Where are you most conflicted in life?  How are you handling your conflicts?


Growing Self Confidence through Assertive Skills

October 6, 2009

by Gloria Hash Marcus
www.assertiveskills.com

Assertive skills can positively impact a student’s self-concept.  Self confidence gives students more control over their lives.  As a student develops a clearer understanding about feelings and goals, assertive skills give one a method for expressing themselves.  With each success at expressing themselves, students feel stronger about who they are and their accomplishments.  Students develop self-respect in the knowledge that he or she is learning how to take care of themselves.


An Introduction to Assertive Skills

October 6, 2009

by Gloria Hash Marcus
www.assertiveskills.com

Assertive skills are valuable tools for empowering students who have learning differences.  Assertive skills can be easily incorporated into learning styles programs such as Multiple Intelligences.

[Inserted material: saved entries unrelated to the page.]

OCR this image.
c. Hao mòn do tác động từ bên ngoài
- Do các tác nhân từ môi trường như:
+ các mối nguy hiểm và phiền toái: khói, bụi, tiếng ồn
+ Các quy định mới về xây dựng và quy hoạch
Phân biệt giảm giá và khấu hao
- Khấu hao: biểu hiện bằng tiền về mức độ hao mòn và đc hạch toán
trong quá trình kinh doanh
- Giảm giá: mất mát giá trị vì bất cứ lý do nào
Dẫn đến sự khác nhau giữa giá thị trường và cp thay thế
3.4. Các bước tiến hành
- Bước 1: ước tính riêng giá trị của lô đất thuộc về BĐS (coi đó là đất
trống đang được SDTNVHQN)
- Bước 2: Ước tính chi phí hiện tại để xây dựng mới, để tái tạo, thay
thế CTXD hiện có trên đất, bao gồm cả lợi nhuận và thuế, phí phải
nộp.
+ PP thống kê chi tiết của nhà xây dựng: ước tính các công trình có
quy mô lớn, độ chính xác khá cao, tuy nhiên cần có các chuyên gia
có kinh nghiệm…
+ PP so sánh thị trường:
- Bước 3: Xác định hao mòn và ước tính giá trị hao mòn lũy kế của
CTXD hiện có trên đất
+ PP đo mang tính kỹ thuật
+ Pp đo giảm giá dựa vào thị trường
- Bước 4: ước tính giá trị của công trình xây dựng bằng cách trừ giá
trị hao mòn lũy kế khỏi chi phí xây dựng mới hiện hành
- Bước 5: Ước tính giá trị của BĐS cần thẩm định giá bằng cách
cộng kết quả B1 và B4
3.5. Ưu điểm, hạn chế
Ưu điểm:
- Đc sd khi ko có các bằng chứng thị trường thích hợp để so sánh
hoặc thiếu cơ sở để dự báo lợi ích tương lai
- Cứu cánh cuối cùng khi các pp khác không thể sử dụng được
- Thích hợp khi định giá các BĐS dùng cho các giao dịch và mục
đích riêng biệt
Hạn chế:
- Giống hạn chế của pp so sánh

In Multiple Intelligence classes students learn that there are many ways of being smart.  In order to effectively utilize knowledge regarding the extent of one’s abilities, assertive skills are used to assist students in becoming advocates for themselves.  Students begin this process by studying the four different styles or methods of communication:  assertive, passive, passive-aggressive, and aggressive.  The style that is the most effective out of the four methods of communication is the assertive style.